PRESSURE is being put on highways bosses to improve safety at an A30 accident blackspot.
West Devon Borough Council is urging the highways authorities to use 'joined-up thinking' to find a solution to problems at the Merrymeet Roundabout near Whiddon Down — the scene of several serious and fatal accidents.
The Highways Agency favours an option to get rid of the roundabout — the first drivers encounter after leaving London via the motorway — and build a bridge over the top at a cost of over £4.5 million.
But residents in Whiddon Down want the plans to include a slip road onto the A30 from the A3124, which would prevent heavy goods lorries travelling through their village to join the duel carriageway at Merrymeet.
Strong arguments for a slip road were made by borough councillors last week, when they heard a presentation of the road improvement plans by highways agency consultants Parsons Brinkerhoff Infrastructure Ltd.
Although such a road would not come under the remit of the Highways Agency but that of Devon County Council, borough councillors and officers felt savings could be made by joining forces.
Planning chief Stephen Gill said: 'Everyone welcomes an improvement to the Merrymeet Roundabout but the junction to North Tawton (A3124) at Whiddon Down has been identified as a problem for a number of years.

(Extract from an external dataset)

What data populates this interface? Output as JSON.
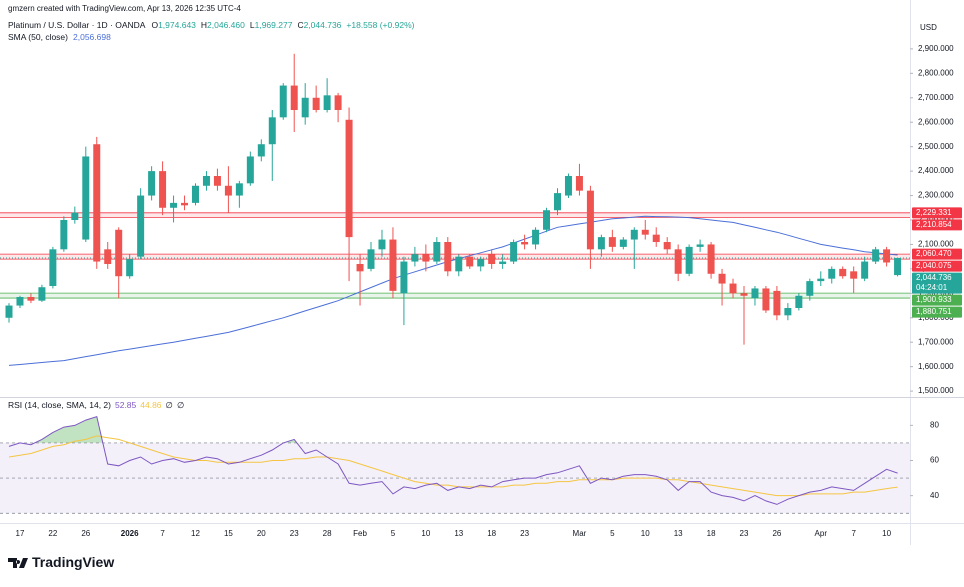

'It seems to me nonsensical not to do them together when they are so close.'
Cllr Peter Hill said tourists would benefit from the A30 road scheme to improve safety and ease congestion, but not local residents.
'People living in this area have been shortchanged since the very day a decision was taken to put in a lorry route right up to Winkleigh,' he said.
'There has been complete blindness to this problem — is this what we must expect from our transport minister?'
He said faced with the knowledge that the agricultural industry was never going to be what it once was, the Government should be trying to help improve economic development in Devon.
'Transportation is very important for any alternative industry we have, so improving the road links is of major importance,' he said.
The Whiddon Down residents campaign has also been backed by their county councillor, Bill Cann.
Local service officer for Devon County Council, Mike Parnell, said the council would be working closely with the Highways Agency to come up with a solution.
A link to the A30 from the A3124 was first debated when the duel carriageway was built in the mid 1980s.
Mr Parnell said the executive committee of the county council would have to decide whether it was still required and if so, how far they were going to go with any scheme.
A new link and road widening is estimated to cost in the region of £1 million.